— Рита, к вам на стажировку прикрепляются два новых курсанта Академии. Татьяна и Поль. Судя по отзывам из Академии, они хорошо образованы и могут вполне неплохо влиться в ваш коллектив.
— Спасибо, Иоганн, я как раз хотела попросить у вас двух новых «незасвеченных» людей для проведения оперативного мероприятия.
— В чем суть операции?
— Нужно проверить систему физической безопасности в банке на
— То есть служба безопасности знать об этом ничего не будет?
— Да. Проблема в том, что именно служба безопасности участвовала в проектировании здания изначально и поэтому привлекать их на данном этапе считаю недопустимым.
— Что смущает вас в проекте?
— Блокировка дверей с помощью RFID-карты.
— Ну вот с этого и начнем, тем более Поль и Татьяна писали на эту тему курсовые проекты. Пусть и покажут, чему их научили в Академии. А для начала Татьяна идет в экономический отдел, а Поль в техподдержку банка. Дадим им пару недель.
Прошло две недели.
— Шеф, ваша идея принесла плоды. Я в очередной раз хочу отметить высокий уровень наших курсантов. Поль обнаружил уязвимости в системе офисных контроллеров для управления физической безопасностью. Он заметил, что зашифрованные сообщения, рассылаемые устройствами по внутренней сети банка, не были случайными. А при надлежащей защите зашифрованные сообщения всегда должны выглядеть как случайный набор символов.
Он также обнаружил вшитый ключ шифрования, используемый для всех устройств. Ему удалось успешно скопировать ключ и подделать команды, в том числе для разблокировки дверей. С тем же успехом он мог просто заново воспроизвести команды для разблокировки дверей, что имело бы аналогичный эффект. Он смог блокировать замки и не впускать других сотрудников офиса. Более того, все его действия не регистрировались системой.
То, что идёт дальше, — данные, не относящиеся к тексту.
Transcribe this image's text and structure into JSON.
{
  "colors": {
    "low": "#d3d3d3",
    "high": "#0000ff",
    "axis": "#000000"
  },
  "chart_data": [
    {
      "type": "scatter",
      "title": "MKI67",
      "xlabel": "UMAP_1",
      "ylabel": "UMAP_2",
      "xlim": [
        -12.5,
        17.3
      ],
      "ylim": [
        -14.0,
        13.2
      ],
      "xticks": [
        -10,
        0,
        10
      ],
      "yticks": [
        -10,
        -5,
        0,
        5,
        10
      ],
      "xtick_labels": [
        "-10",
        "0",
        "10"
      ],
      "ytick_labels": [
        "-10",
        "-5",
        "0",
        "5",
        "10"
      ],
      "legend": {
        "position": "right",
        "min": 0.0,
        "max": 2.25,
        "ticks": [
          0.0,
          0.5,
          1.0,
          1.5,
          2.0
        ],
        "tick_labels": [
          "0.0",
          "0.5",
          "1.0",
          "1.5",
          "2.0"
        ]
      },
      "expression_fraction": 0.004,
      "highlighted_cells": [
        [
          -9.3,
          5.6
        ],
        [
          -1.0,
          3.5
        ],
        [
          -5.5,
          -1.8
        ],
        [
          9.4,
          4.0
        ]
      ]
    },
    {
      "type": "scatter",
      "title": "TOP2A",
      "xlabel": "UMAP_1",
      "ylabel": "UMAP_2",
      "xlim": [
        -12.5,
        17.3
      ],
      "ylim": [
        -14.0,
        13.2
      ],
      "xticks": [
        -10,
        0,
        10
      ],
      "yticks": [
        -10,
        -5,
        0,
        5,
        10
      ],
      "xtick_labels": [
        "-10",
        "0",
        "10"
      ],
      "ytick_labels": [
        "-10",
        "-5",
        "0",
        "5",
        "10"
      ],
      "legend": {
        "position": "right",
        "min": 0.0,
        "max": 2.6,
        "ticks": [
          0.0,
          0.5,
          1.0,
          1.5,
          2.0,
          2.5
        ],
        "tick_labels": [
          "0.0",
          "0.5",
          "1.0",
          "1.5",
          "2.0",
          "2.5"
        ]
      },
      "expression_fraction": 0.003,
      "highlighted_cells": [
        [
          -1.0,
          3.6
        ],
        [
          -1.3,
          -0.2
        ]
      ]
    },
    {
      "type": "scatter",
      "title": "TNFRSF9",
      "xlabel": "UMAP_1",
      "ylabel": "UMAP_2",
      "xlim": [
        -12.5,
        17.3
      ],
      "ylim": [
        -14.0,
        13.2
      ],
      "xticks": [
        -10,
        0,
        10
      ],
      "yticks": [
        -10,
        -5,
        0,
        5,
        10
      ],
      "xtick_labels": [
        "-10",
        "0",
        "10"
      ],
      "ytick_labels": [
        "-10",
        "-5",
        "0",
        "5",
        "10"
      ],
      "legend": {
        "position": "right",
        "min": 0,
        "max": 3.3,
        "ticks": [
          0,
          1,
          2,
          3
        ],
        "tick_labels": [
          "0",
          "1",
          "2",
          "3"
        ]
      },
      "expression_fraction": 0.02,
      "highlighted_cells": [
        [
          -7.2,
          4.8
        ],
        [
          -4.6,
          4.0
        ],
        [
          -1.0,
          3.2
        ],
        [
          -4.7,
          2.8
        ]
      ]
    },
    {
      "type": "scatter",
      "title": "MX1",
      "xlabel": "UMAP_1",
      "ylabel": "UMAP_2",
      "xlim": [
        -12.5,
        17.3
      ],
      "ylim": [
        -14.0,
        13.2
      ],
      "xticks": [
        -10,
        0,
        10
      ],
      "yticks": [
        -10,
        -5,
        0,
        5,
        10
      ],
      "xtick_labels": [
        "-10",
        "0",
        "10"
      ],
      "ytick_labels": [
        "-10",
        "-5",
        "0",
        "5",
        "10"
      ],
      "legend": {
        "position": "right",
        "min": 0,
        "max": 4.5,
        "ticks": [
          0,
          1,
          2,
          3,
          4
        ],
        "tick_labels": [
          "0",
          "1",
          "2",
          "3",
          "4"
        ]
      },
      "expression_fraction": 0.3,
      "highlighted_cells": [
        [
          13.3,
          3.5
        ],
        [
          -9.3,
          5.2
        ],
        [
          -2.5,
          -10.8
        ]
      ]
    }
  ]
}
— И как это восприняли в банке?
— Как маленькое землетрясение! Ох сколько было крику, когда глава службы безопасности смог попасть к себе в кабинет только с четвертого раза. Причем его ключ то срабатывал, то нет.
— А что компания-производитель? Меры приняты?
— Меры-то приняты, да потребителям не легче, ведь фактически нужно заново покупать новые замки, починить-то их невозможно!
— Думаю, что стоит обязать компанию заменить все замки старого образца на новые бесплатно.
— Но ведь это может привести к банкротству компании?
— А лучше, чтобы за их разгильдяйство платили добросовестные покупатели? Думаю, нет!
Не так давно в офисе Google своим же сотрудником была выявлена уязвимость в дверных замках, благодаря наличию которой он смог открывать и блокировать все двери в офисе. Так что это, увы, не сказка.